Where to put configuration files

repo2docker will look for configuration files in:

  • A folder named binder/ in the root of the repository.

  • A folder named .binder/ in the root of the repository.

  • The root directory of the repository.

Having both binder/ and .binder/ folders is not allowed. If one of these folders exists, only configuration files in that folder are considered, configuration in the root directory will be ignored.

Check the complete list of configuration files supported by repo2docker to see how to configure the build process.

Note

repo2docker builds an environment with Python 3.7 by default. If you’d like a different version, you can specify this in your configuration files.

Debugging repo2docker with --debug and --no-build

To debug the docker image being built, pass the --debug parameter:

jupyter-repo2docker --debug https://github.com/norvig/pytudes

This will print the generated Dockerfile, build it, and run it.

To see the generated Dockerfile without actually building it, pass --no-build to the commandline. This Dockerfile output is for debugging purposes of repo2docker only - it can not be used by docker directly.

jupyter-repo2docker --no-build --debug https://github.com/norvig/pytudes

Command line API

jupyter-repo2docker

Fetch a repository and build a container image

usage: jupyter-repo2docker [-h] [--config CONFIG] [--json-logs]
                           [--image-name IMAGE_NAME] [--ref REF] [--debug]
                           [--no-build]
                           [--build-memory-limit BUILD_MEMORY_LIMIT]
                           [--no-run] [--publish PORTS] [--publish-all]
                           [--no-clean] [--push] [--volume VOLUMES]
                           [--user-id USER_ID] [--user-name USER_NAME]
                           [--env ENVIRONMENT] [--editable]
                           [--target-repo-dir TARGET_REPO_DIR]
                           [--appendix APPENDIX] [--subdir SUBDIR] [--version]
                           [--cache-from CACHE_FROM]
                           repo ...
repo

Path to repository that should be built. Could be local path or a git URL.

cmd

Custom command to run after building container

-h, --help

show this help message and exit

--config <config>

Path to config file for repo2docker

--json-logs

Emit JSON logs instead of human readable logs

--image-name <image_name>

Name of image to be built. If unspecified will be autogenerated

--ref <ref>

Reference to build instead of default reference. For example branch name or commit for a Git repository.

--debug

Turn on debug logging

--no-build

Do not actually build the image. Useful in conjunction with –debug.
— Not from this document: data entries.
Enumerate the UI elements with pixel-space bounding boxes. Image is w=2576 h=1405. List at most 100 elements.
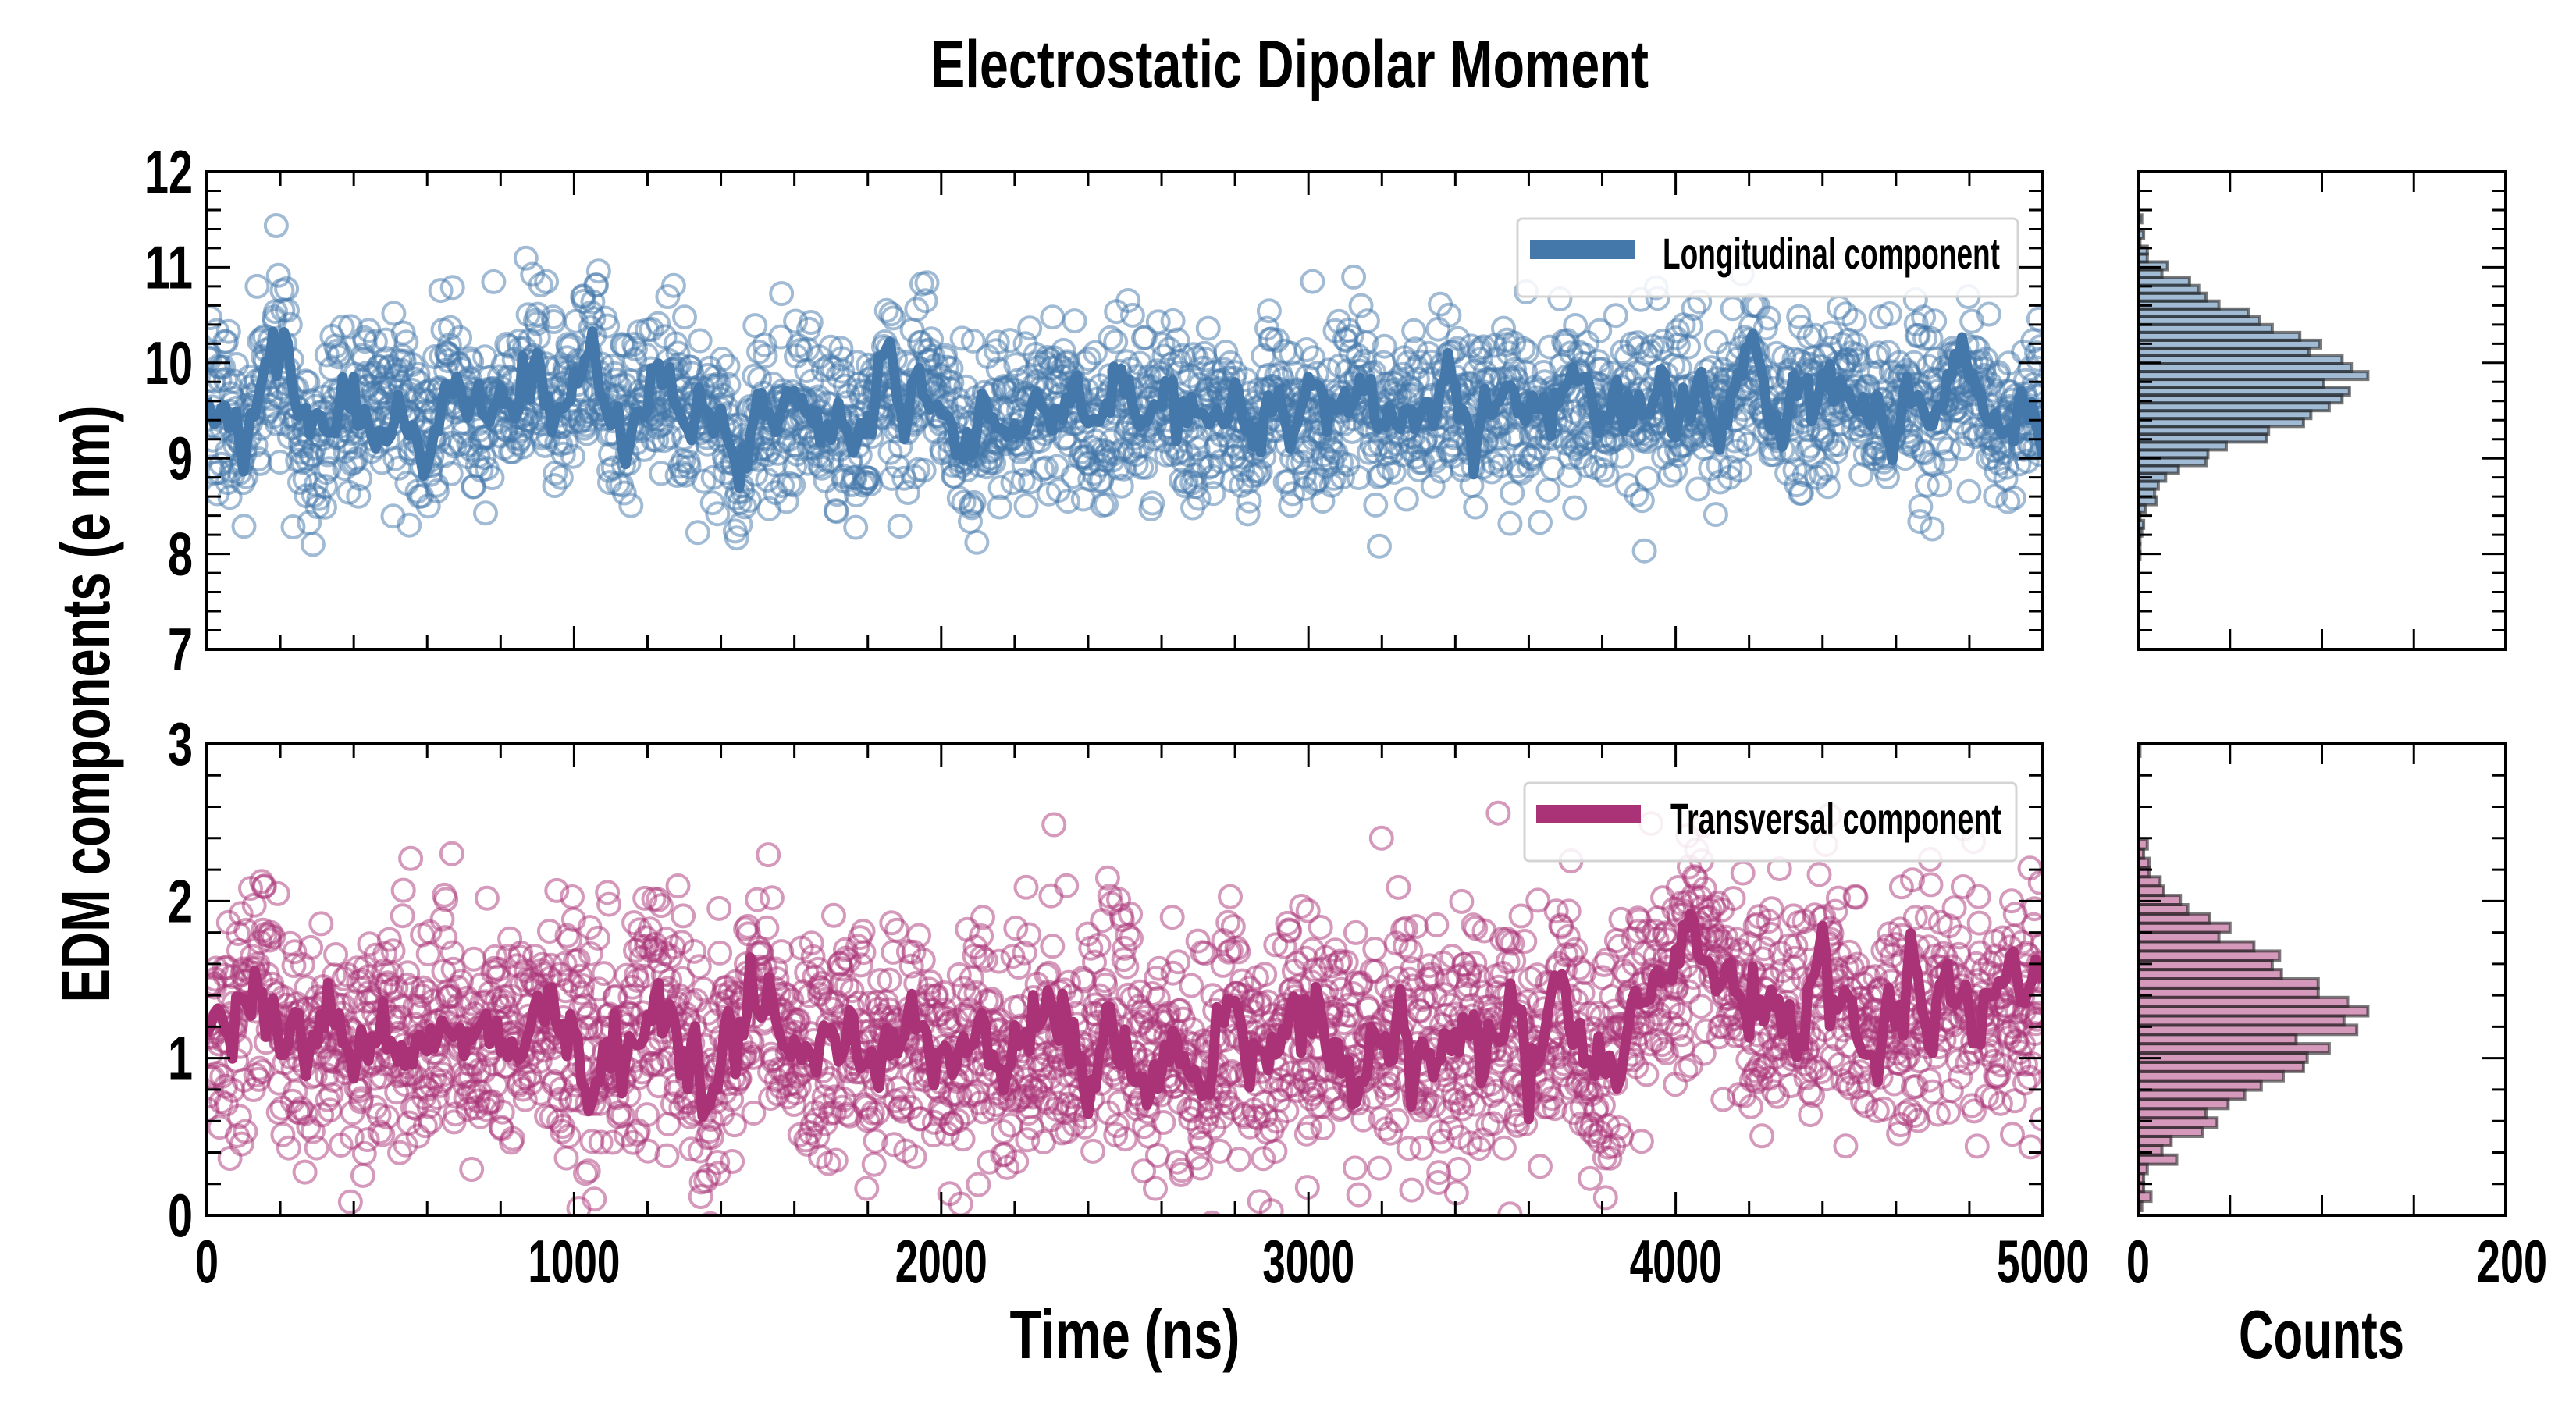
scatter-point	[839, 978, 865, 1004]
scatter-point	[1236, 488, 1262, 514]
top-plot-frame	[205, 170, 2044, 651]
scatter-point	[580, 289, 606, 315]
scatter-point	[1420, 473, 1446, 499]
scatter-point	[380, 938, 406, 964]
scatter-point	[1399, 1177, 1425, 1203]
scatter-point	[1808, 461, 1834, 486]
scatter-point	[263, 213, 289, 238]
scatter-point	[1693, 1018, 1719, 1044]
scatter-point	[2001, 486, 2026, 510]
scatter-point	[323, 942, 349, 967]
scatter-point	[1354, 308, 1380, 334]
scatter-point	[1114, 954, 1140, 980]
scatter-point	[595, 880, 621, 905]
scatter-point	[1274, 1098, 1300, 1124]
scatter-point	[745, 887, 770, 912]
scatter-point	[1308, 915, 1333, 940]
scatter-point	[782, 454, 808, 479]
scatter-point	[987, 494, 1012, 520]
scatter-point	[1727, 457, 1752, 483]
scatter-point	[829, 346, 855, 372]
scatter-point	[461, 946, 486, 972]
scatter-point	[1866, 340, 1891, 366]
scatter-point	[381, 301, 407, 326]
scatter-point	[1404, 366, 1430, 392]
scatter-point	[848, 952, 873, 978]
scatter-point	[1535, 477, 1561, 503]
scatter-point	[1571, 342, 1597, 368]
scatter-point	[224, 352, 250, 377]
scatter-point	[635, 1102, 660, 1128]
scatter-point	[1841, 308, 1867, 333]
y-tick-label: 10	[144, 329, 193, 397]
scatter-point	[1343, 919, 1368, 945]
scatter-point	[1131, 1158, 1156, 1184]
scatter-point	[393, 329, 419, 355]
scatter-point	[879, 910, 905, 936]
scatter-point	[292, 1159, 318, 1185]
scatter-point	[1140, 981, 1165, 1006]
scatter-point	[553, 430, 579, 456]
scatter-point	[1040, 304, 1066, 330]
scatter-point	[1036, 960, 1062, 986]
scatter-point	[1749, 1123, 1775, 1149]
scatter-point	[1094, 492, 1119, 518]
scatter-point	[578, 941, 603, 966]
scatter-point	[1082, 340, 1108, 365]
scatter-point	[459, 349, 485, 375]
scatter-point	[611, 480, 637, 506]
scatter-point	[556, 1123, 582, 1149]
scatter-point	[1210, 952, 1236, 978]
scatter-point	[2027, 334, 2043, 360]
scatter-point	[1528, 1154, 1553, 1179]
scatter-point	[316, 456, 342, 482]
scatter-point	[1730, 860, 1756, 886]
scatter-point	[1788, 480, 1814, 506]
scatter-point	[1875, 464, 1900, 489]
scatter-point	[950, 1126, 976, 1152]
scatter-point	[1086, 932, 1112, 958]
scatter-point	[867, 968, 893, 994]
scatter-point	[648, 893, 674, 919]
scatter-point	[1959, 308, 1985, 334]
scatter-point	[977, 1149, 1002, 1175]
scatter-point	[1300, 345, 1326, 371]
scatter-point	[1342, 1155, 1368, 1181]
scatter-point	[447, 325, 473, 350]
scatter-point	[960, 328, 986, 354]
scatter-point	[1160, 960, 1186, 986]
scatter-point	[1193, 941, 1218, 966]
scatter-point	[781, 472, 806, 498]
scatter-point	[632, 885, 658, 911]
scatter-point	[1488, 453, 1514, 478]
scatter-point	[1540, 456, 1565, 482]
scatter-point	[1076, 346, 1102, 372]
scatter-point	[1256, 298, 1282, 324]
scatter-point	[351, 1140, 377, 1166]
scatter-point	[1340, 418, 1365, 444]
scatter-point	[1272, 934, 1297, 959]
scatter-point	[390, 877, 416, 903]
scatter-point	[1752, 315, 1778, 341]
scatter-point	[438, 461, 464, 486]
scatter-point	[829, 956, 855, 982]
scatter-point	[1497, 510, 1523, 536]
scatter-point	[701, 1211, 720, 1215]
scatter-point	[515, 302, 541, 328]
scatter-point	[1348, 293, 1374, 318]
scatter-point	[339, 1124, 365, 1150]
scatter-point	[833, 937, 858, 962]
scatter-point	[1201, 1210, 1222, 1215]
scatter-point	[2014, 448, 2040, 474]
scatter-point	[280, 514, 306, 539]
scatter-point	[550, 441, 576, 467]
scatter-point	[250, 1059, 275, 1084]
scatter-point	[1115, 288, 1141, 313]
scatter-point	[1626, 335, 1652, 361]
scatter-point	[304, 1135, 329, 1161]
scatter-point	[706, 895, 732, 921]
scatter-point	[282, 939, 308, 965]
scatter-point	[275, 297, 300, 323]
scatter-point	[753, 343, 778, 369]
--build-memory-limit <build_memory_limit>

Total Memory that can be used by the docker build process

--no-run

Do not run container after it has been built

--publish <ports>, -p <ports>

Specify port mappings for the image. Needs a command to run in the container.

--publish-all, -P

Publish all exposed ports to random host ports.

--no-clean

Don’t clean up remote checkouts after we are done

--push

Push docker image to repository

--volume <volumes>, -v <volumes>

Volumes to mount inside the container, in form src:dest

--user-id <user_id>

User ID of the primary user in the image

--user-name <user_name>

Username of the primary user in the image

--env, -e

Environment variables to define at container run time

--editable, -E

Use the local repository in edit mode

--target-repo-dir <target_repo_dir>

Path inside the image where contents of the repositories are copied to, and where all the build operations (such as postBuild) happen. Defaults to ${HOME} if not set

--appendix <appendix>

Appendix of Dockerfile commands to run at the end of the build. Can be used to customize the resulting image after all standard build steps finish.

--subdir <subdir>

Subdirectory of the git repository to examine. Defaults to ‘’.

--version

Print the repo2docker version and exit.

--cache-from <cache_from>

List of images to try & re-use cached image layers from. Docker only tries to re-use image layers from images built locally, not pulled from a registry. We can ask it to explicitly re-use layers from non-locally built images by through the ‘cache_from’ parameter.